With a healthy man they could have tried more vigorous measures--could have forced him to his feet and walked him about, could have beaten him with knotted towels dipped in ice-water. But the wrecked body on the bed could stand no such heroic treatment.

It was Le Moyne, after all, who saved Johnny Rosenfeld's life. For, when staff and nurses had exhausted all their resources, he stepped forward with a quiet word that brought the internes to their feet astonished.

There was a new treatment for such cases--it had been tried abroad. He looked at Max.

Max had never heard of it. He threw out his hands.

"Try it, for Heaven's sake," he said. "I'm all in."

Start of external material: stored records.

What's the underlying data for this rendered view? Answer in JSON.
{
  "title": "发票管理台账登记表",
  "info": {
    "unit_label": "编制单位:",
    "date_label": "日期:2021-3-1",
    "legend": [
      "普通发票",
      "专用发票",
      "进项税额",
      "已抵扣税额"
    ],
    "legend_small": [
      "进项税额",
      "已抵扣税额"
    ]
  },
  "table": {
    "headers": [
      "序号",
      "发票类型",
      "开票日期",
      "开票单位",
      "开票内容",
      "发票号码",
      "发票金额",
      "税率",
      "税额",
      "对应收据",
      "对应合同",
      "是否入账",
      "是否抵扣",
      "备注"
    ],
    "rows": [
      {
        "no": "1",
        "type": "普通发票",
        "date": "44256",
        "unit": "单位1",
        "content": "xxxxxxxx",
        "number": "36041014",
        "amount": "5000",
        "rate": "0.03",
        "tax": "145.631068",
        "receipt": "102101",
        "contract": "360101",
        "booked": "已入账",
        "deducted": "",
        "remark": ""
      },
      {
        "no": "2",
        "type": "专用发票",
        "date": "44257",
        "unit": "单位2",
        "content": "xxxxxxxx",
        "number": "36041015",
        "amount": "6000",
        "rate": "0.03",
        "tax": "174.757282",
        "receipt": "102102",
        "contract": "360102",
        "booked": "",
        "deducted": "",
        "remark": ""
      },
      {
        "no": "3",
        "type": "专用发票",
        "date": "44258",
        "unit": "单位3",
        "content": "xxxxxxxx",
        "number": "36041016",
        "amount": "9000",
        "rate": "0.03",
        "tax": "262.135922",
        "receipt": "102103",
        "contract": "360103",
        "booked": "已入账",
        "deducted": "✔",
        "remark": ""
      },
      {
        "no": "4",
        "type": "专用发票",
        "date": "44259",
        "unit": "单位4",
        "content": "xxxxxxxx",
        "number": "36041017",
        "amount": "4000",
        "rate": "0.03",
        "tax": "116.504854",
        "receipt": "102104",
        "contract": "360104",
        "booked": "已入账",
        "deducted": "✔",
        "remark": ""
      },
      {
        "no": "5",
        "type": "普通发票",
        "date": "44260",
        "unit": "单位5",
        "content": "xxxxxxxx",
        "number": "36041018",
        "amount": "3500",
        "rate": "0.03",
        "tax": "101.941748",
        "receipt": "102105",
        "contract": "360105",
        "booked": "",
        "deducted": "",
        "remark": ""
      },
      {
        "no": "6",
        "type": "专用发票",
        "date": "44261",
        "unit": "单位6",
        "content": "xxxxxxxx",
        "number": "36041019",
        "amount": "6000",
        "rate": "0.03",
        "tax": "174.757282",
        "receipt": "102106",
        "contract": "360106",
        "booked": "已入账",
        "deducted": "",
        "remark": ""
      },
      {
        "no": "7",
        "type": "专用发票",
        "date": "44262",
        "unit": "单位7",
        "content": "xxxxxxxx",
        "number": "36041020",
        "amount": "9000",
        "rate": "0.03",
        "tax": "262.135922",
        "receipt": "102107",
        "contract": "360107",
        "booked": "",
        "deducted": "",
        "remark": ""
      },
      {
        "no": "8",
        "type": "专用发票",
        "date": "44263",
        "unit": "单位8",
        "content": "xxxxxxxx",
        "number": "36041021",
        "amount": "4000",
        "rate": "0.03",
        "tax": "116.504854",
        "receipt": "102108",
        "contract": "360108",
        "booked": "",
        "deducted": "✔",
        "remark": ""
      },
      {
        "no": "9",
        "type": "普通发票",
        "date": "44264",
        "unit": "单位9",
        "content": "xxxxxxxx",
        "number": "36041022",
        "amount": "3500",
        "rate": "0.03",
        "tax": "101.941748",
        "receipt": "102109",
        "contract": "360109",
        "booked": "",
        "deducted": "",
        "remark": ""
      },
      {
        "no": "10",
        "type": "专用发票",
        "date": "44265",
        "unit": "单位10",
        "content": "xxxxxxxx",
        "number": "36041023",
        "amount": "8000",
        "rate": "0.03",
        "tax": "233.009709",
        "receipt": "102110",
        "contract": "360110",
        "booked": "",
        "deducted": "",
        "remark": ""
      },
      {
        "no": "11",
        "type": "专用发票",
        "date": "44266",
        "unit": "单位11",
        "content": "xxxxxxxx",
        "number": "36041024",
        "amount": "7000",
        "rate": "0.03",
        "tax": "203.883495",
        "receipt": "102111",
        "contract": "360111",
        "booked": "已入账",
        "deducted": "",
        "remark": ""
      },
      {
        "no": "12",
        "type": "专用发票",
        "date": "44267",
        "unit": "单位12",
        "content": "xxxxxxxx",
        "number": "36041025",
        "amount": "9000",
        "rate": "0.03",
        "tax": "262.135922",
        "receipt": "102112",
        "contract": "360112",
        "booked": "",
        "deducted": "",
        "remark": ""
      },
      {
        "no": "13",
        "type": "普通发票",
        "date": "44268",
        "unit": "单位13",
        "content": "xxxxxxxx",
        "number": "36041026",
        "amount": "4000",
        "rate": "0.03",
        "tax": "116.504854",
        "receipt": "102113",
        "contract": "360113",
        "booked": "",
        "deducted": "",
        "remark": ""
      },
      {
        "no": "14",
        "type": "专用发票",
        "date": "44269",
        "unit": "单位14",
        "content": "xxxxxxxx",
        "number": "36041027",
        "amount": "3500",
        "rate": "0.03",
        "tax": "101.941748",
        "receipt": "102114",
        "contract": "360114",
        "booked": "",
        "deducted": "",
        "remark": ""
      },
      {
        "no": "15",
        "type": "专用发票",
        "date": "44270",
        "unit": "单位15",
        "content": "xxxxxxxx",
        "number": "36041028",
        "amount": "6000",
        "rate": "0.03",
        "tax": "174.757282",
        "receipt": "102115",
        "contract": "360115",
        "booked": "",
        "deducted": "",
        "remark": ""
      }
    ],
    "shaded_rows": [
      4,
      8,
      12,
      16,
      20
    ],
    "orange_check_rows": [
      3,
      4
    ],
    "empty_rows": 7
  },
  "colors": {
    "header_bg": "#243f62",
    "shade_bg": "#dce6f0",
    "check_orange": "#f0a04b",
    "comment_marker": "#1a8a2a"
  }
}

The apparatus was not in the house--must be extemporized, indeed, at last, of odds and ends from the operating-room. K. did the work, his long fingers deft and skillful--while Mrs. Rosenfeld knelt by the bed with her face buried; while Sidney sat, dazed and bewildered, on her little chair inside the door; while night nurses tiptoed along the corridor, and the night watchman stared incredulous from outside the door.

When the two great rectangles that were the emergency ward windows had turned from mirrors reflecting the room to gray rectangles in the morning light; Johnny Rosenfeld opened his eyes and spoke the first words that marked his return from the dark valley.

"Gee, this is the life!" he said, and smiled into K.'s watchful face.

When it was clear that the boy would live, K. rose stiffly from the bedside and went over to Sidney's chair.

"He's all right now," he said--"as all right as he can be, poor lad!"

"You did it--you! How strange that you should know such a thing. How am I to thank you?"

The internes, talking among themselves, had wandered down to their dining-room for early coffee. Wilson was giving a few last instructions as to the boy's care. Quite unexpectedly, Sidney caught K.'s hand and held it to her lips. The iron repression of the night, of months indeed, fell away before her simple caress.

"My dear, my dear," he said huskily. "Anything that I can do--for you--at any time--"

It was after Sidney had crept like a broken thing to her room that Carlotta Harrison and K. came face to face. Johnny was quite conscious by that time, a little blue around the lips, but valiantly cheerful.

"More things can happen to a fellow than I ever knew there was!" he said to his mother, and submitted rather sheepishly to her tears and caresses.

"You were always a good boy, Johnny," she said. "Just you get well enough to come home. I'll take care of you the rest of my life. We will get you a wheel-chair when you can be about, and I can take you out in the park when I come from work."

"I'll be pa.s.senger and you'll be chauffeur, ma."

"Mr. Le Moyne is going to get your father sent up again. With sixty-five cents a day and what I make, we'll get along."

"You bet we will!"

"Oh, Johnny, if I could see you coming in the door again and yelling 'mother' and 'supper' in one breath!"

The meeting between Carlotta and Le Moyne was very quiet. She had been making a sort of subconscious impression on the retina of his mind during all the night. It would be difficult to tell when he actually knew her.

When the preparations for moving Johnny back to the big ward had been made, the other nurses left the room, and Carlotta and the boy were together. K. stopped her on her way to the door.

"Miss Harrison!"

"Yes, Dr. Edwardes."

"I am not Dr. Edwardes here; my name is Le Moyne."